And seconds after that, Harper was rushing onto the field -- to join the rest of the Washington Nationals in celebrating a dramatic 5-4 victory over the Detroit Tigers, yes, but also to scream what he acknowledged were "a couple choice words" at the umpire who tossed him in ninth inning Monday night.
Told that TV cameras captured him cursing in the direction of umpire Brian Knight after Robinson's one-out drive off Mark Lowe, Harper replied: "Absolutely. I was pretty upset. ... So let him hear what I have to say -- and let him hear it again. And, you know, so what?"
Asked whether he expects to be fined, Harper said: "If I do, I do. I'll pay it. Maybe he'll get fined, too. So we'll see."
Harper was ejected after Danny Espinosa struck out looking. According to Harper and manager Dusty Baker, several members of the Nationals were complaining about that call.
"I think everybody was up on the steps and preaching about what they thought was going on," Harper said. "And (Knight) picked me and said, `See you later."
Said Baker: "I guess you can't kick everybody out on the team, because a lot of guys were hollering about it."
As for having the reigning NL MVP removed from a tied game in the ninth inning, Baker said: "He's an emotional young man, like most of us on the field out there. You certainly don't like him to get tossed, but every once in a while, you've got to blow off some steam or else you go crazy."
Baker went out to argue with Knight after the ejection. After the game, Baker said the umpire told him he had considered kicking out Harper earlier in the evening.

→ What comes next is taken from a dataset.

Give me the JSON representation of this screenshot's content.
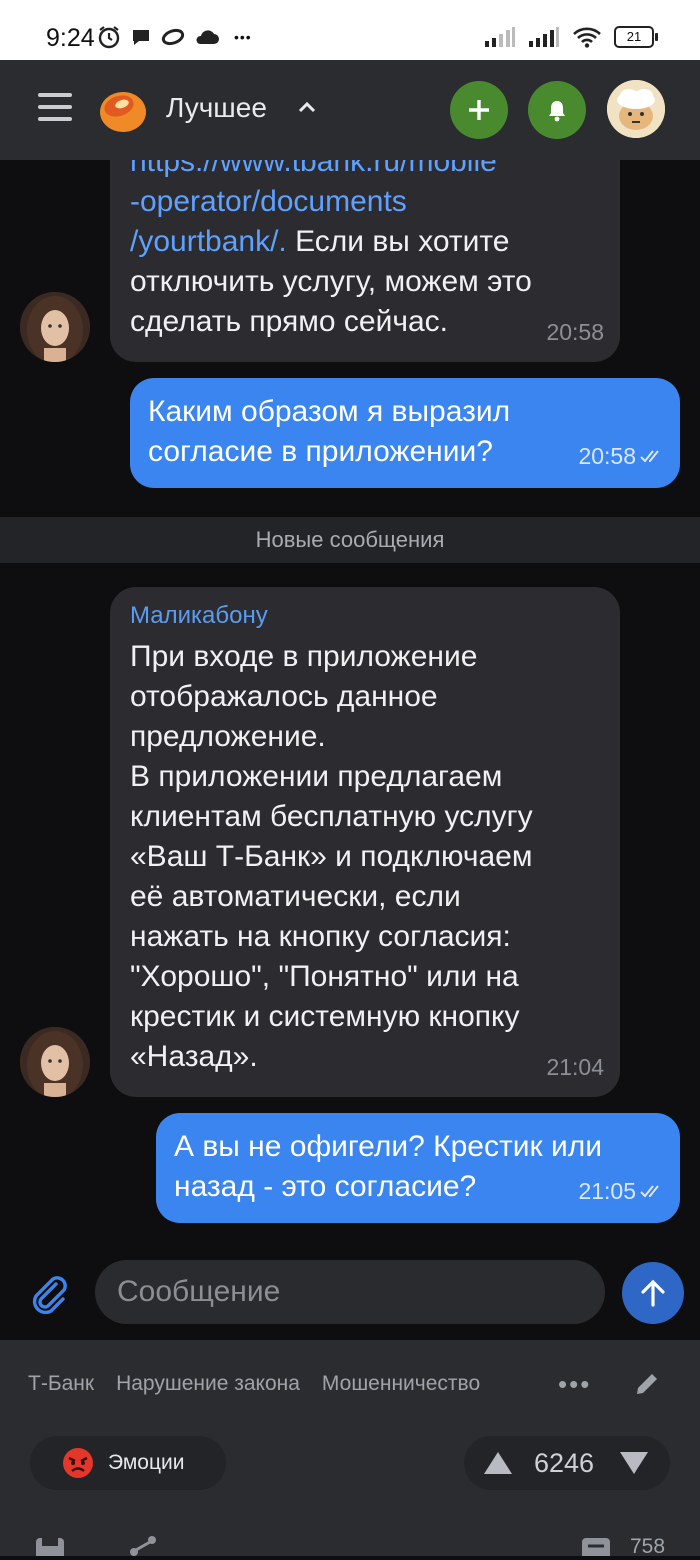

Once play resumed, Robinson connected with the second pitch he saw from Lowe (1-2). Oddly enough, Robinson did not realize what was at stake: He lost track of the inning and was sure it was the eighth, not the ninth.
"Rounding first, I thought it was a go-ahead homer," Robinson said, shrugging his shoulders. "Thinking it was the eighth inning probably had a little bit of a calming effect on me, maybe, going to the plate. Thinking it's just the eighth inning -- just another pinch-hit at-bat, no big deal."
Not until he touched third base and turned for home -- where Harper and others were waiting for him -- did Robinson figure out what had happened, that he had ended Washington's four-game losing streak and extended Detroit's skid to seven.
"Knowing it was a walk-off homer made it that much sweeter," he said.
Shawn Kelley (1-0) got the victory with one pitch of work, retiring the only batter he faced in the ninth on an infield popup.
"Everything's not going our way," said Tigers outfielder J.D. Martinez, whose team blew a 4-1 lead. "It'll change."
Washington ace Stephen Strasburg got a no-decision on an evening when news emerged that he was going to skip his first chance at free agency, instead agreeing to a deal that will pay him $175 million from 2017-23.
Martinez and Nick Castellanos each hit a two-run homer off Strasburg, who was saluted with a standing ovation when he was pulled after walking the leadoff batter in the eighth -- presumably because folks in the announced crowd of 27,153 had heard word of his new contract.
This was not the fully dominant Strasburg who was 5-0 with a 2.36 ERA in 2016 entering Monday. He was merely terrific for stretches -- striking out 11, including six of seven batters in one stretch -- and otherwise only OK, allowing six hits.
Afterward, he deflected questions about his new contract.
Said Robinson: "It's really big for us to have `Stras' on our side the whole way."
Tigers: OF Cameron Maybin (15-day DL) felt soreness in his right shoulder after playing center field at Triple-A Toledo on Saturday. He played as a designated hitter on Sunday and Monday.
This version of the story corrects the attribution of the quotation "Everything's not going our way. It'll change" to J.D. Martinez instead of Brad Ausmus.